Sometimes, when I’m abroad and people ask what brought me to their city or country, I jokingly reply that I’m mainly just there to not be in Singapore. Okay, fine—it’s often not a joke. The day my country’s home affairs and law minister stood in Parliament and talked of war—a war against drugs in which my friends and I were targeted as being on the ‘wrong side’—I thanked my lucky stars that I would be flying out to Taiwan for the rest of the month. I just wanted to breathe some different air for awhile. No, correction: I just wanted to breathe.
Singapore is home, but it’s also not a particularly relaxing place for me. I simultaneously feel safe and unsafe, comfortable and uncomfortable. I am aware, perhaps hyper-aware, that even on a swelteringly hot tropical island there can be thin ice, and that I skate on it regularly. I feel like a liability to my friends and acquaintances; I keep wondering if being on good terms with me will bring them trouble. I live with the knowledge that my words and actions can and will be taken in bad faith and turned against me. And most of all, Singapore is not a place that has welcomed the one I love, and we will not be able to live as a complete family in my own city. It is no surprise, given these conditions, that I need time away.
I’ve spent most of May in Taipei. There was work that brought me here, and I’m also still working remotely so it hasn’t just been all fun and games, but I think I still surprised some people when I said I didn’t have plans to venture outside of Taipei. It’s because I’m really not here as a tourist; I’m here to take a break from my own country. I’m super grateful for the privilege of having such breaks.

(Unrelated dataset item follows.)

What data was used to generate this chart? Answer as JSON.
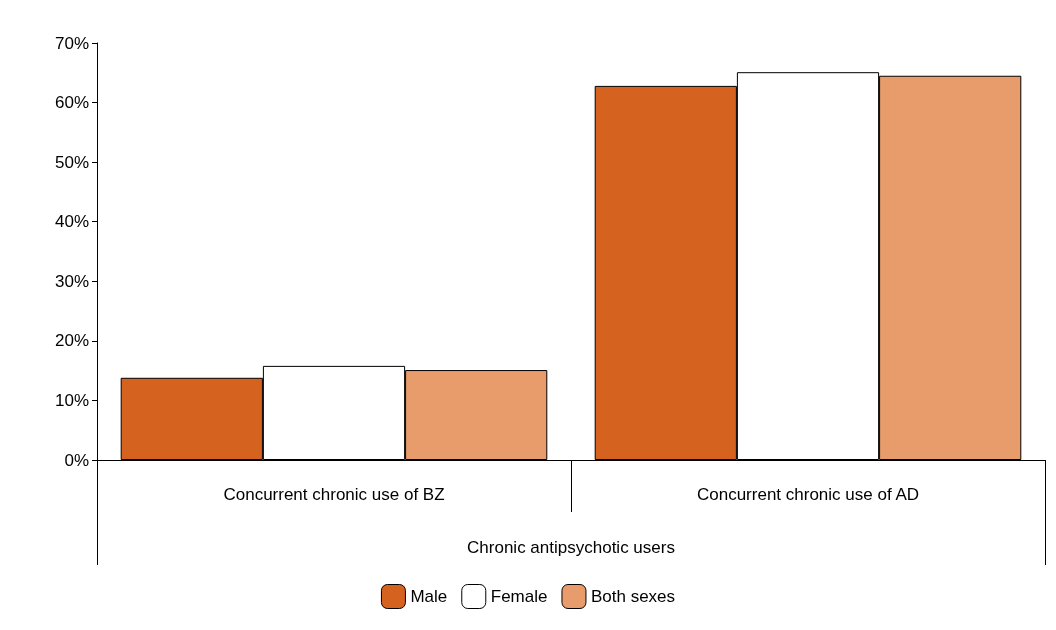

Taipei is a foreign and familiar place; foreign because I still constantly have to look up directions on Google Maps to get anywhere, and I’m sometimes still a little confused by Mandarin terms I’ve never heard or had to use in Singapore, but familiar because I’ve been here enough times by now to have registered some landmarks of my own. I have friends here to meet up with, favourite spots that, if I were here for longer, would become favourite haunts. I feel like I’m a happier and more patient person here (especially so when the weather is cooler). I appreciate the greater sense of freedom, the reduced sense of being policed and micromanaged. I admire the way people express their connection to their country here. I even enjoy the mental switch of having to mainly communicate in a different language.
Still… I’m ready to head back.
It’s such a bizarre, contradictory feeling. I said goodbye to my husband less than 24 hours ago. We don’t know when we’ll see each other again; I miss him terribly already. I’m not thrilled by thought of life without him back in Singapore, of days and weeks in the flat that I still think of as our home but is really just where I live with our three cats, his absence obvious and felt. I’m not eager to go back to a life where I’m constantly reminded of the need to think and overthink everything I say and do (although I’m also doing that here anyway so I think it’s already become entrenched in my system, thanks I hate it). But for all that… I’m still looking forward a little bit to being back.
I’m looking forward to cuddling my cats, visiting my mum and cuddling her kittens, visiting my friend and introducing myself to his latest feline overlord (a pattern is emerging here). I’m looking forward to seeing my friends, to café work dates with my bestie, to the sights and sounds and flavours that I know well. I’m even looking forward to getting back into the rhythm that I’d fallen into working from home, and my silly rice cooker and the silly meals I make in it.
I guess this is the messiness of home: nowhere else is as infuriating or triggering as Singapore is for me, yet it is only a matter of time before I am drawn (back) to it, again and again. I will perhaps never fully understand the relationship that I have with my country, nor will I ever be able to fully articulate the meaning it holds. This ambivalence that I have for it marks me as unmistakably Singaporean—it is a feeling that can only grow out of a deep attachment and a lifetime of encounters, because I wasn’t only raised in Singapore, I was also raised by Singapore.